As the coronavirus pandemic dragged on into summer, the Business Council of B.C. recommended the deferred payments be extended to the end of 2020. Former finance minister Carole James considered that option and rejected it, along with a proposal by the B.C. Liberals to waive the payments entirely for up to 90 days this spring and summer.
James did extend the instalment payment deadline for the NDP government’s new employer health tax through to January, as employers adjusted to a new payroll cost to replace revenue lost when Medical Services Plan premiums were phased out this year.
Horgan pointed out the key difference between those taxes that guided the government’s choice.
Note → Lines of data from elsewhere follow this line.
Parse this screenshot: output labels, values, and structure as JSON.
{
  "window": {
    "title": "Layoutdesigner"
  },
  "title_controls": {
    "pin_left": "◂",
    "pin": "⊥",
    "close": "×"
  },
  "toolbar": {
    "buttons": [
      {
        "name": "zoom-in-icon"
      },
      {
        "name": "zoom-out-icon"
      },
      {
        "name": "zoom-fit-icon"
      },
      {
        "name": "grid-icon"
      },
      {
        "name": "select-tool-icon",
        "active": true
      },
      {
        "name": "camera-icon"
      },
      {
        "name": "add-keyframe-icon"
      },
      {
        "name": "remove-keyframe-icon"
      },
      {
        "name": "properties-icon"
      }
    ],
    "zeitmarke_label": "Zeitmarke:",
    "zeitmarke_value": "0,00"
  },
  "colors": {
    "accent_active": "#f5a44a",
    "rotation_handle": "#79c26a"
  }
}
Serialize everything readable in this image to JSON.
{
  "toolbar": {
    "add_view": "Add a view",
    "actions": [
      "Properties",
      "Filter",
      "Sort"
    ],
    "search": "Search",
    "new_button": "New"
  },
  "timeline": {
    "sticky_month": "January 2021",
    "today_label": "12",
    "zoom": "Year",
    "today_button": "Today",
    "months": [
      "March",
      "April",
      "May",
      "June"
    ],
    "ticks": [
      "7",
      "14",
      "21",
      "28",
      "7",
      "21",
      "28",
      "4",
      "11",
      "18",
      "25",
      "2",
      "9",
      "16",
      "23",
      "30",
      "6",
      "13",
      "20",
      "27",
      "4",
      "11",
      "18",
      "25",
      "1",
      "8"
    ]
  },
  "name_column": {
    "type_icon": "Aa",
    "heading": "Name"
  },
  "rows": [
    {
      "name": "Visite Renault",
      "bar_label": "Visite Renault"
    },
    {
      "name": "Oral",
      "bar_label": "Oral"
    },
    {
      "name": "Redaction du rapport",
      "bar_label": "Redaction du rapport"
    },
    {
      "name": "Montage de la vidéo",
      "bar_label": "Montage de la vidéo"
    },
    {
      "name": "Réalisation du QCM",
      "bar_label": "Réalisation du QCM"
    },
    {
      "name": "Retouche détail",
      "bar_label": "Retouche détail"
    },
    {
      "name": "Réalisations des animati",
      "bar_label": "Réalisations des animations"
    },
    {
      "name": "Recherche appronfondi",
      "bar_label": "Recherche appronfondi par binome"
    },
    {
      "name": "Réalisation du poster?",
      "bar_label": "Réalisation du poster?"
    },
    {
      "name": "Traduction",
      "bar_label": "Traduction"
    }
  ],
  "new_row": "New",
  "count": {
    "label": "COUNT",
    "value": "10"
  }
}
“The PST, the carbon tax are taxes that are collected directly from consumers,” Horgan said. “Those are taxes that consumers pay. The employer health tax is a tax that employers pay.”
B.C. Liberal leader Andrew Wilkinson said the reality for tourism and other businesses is that they need more temporary assistance.
“In Victoria the hotels are empty,” Wilkinson said at a campaign stop in Port Moody Sept. 30. “The souvenir shops are going broke.”
Wilkinson was in Port Moody Sept. 30, promoting a much larger tax break in the form of eliminating PST for an entire year if he is elected premier on Oct. 24. He wants to bring it back the following year at a three per cent rate, which he says would leave $1,700 more in the pocket of the average family of four. That would add an estimated $8 billion to provincial deficits that are headed for nearly $13 billion this fiscal year without the PST break.
Business Council chief policy officer Jock Finlayson recommended to Horgan’s government that the tax payments should be deferred to the end of 2020 but no further. It amounts to a loan to struggling business with little impact on the deficit because interest rates are at historic lows.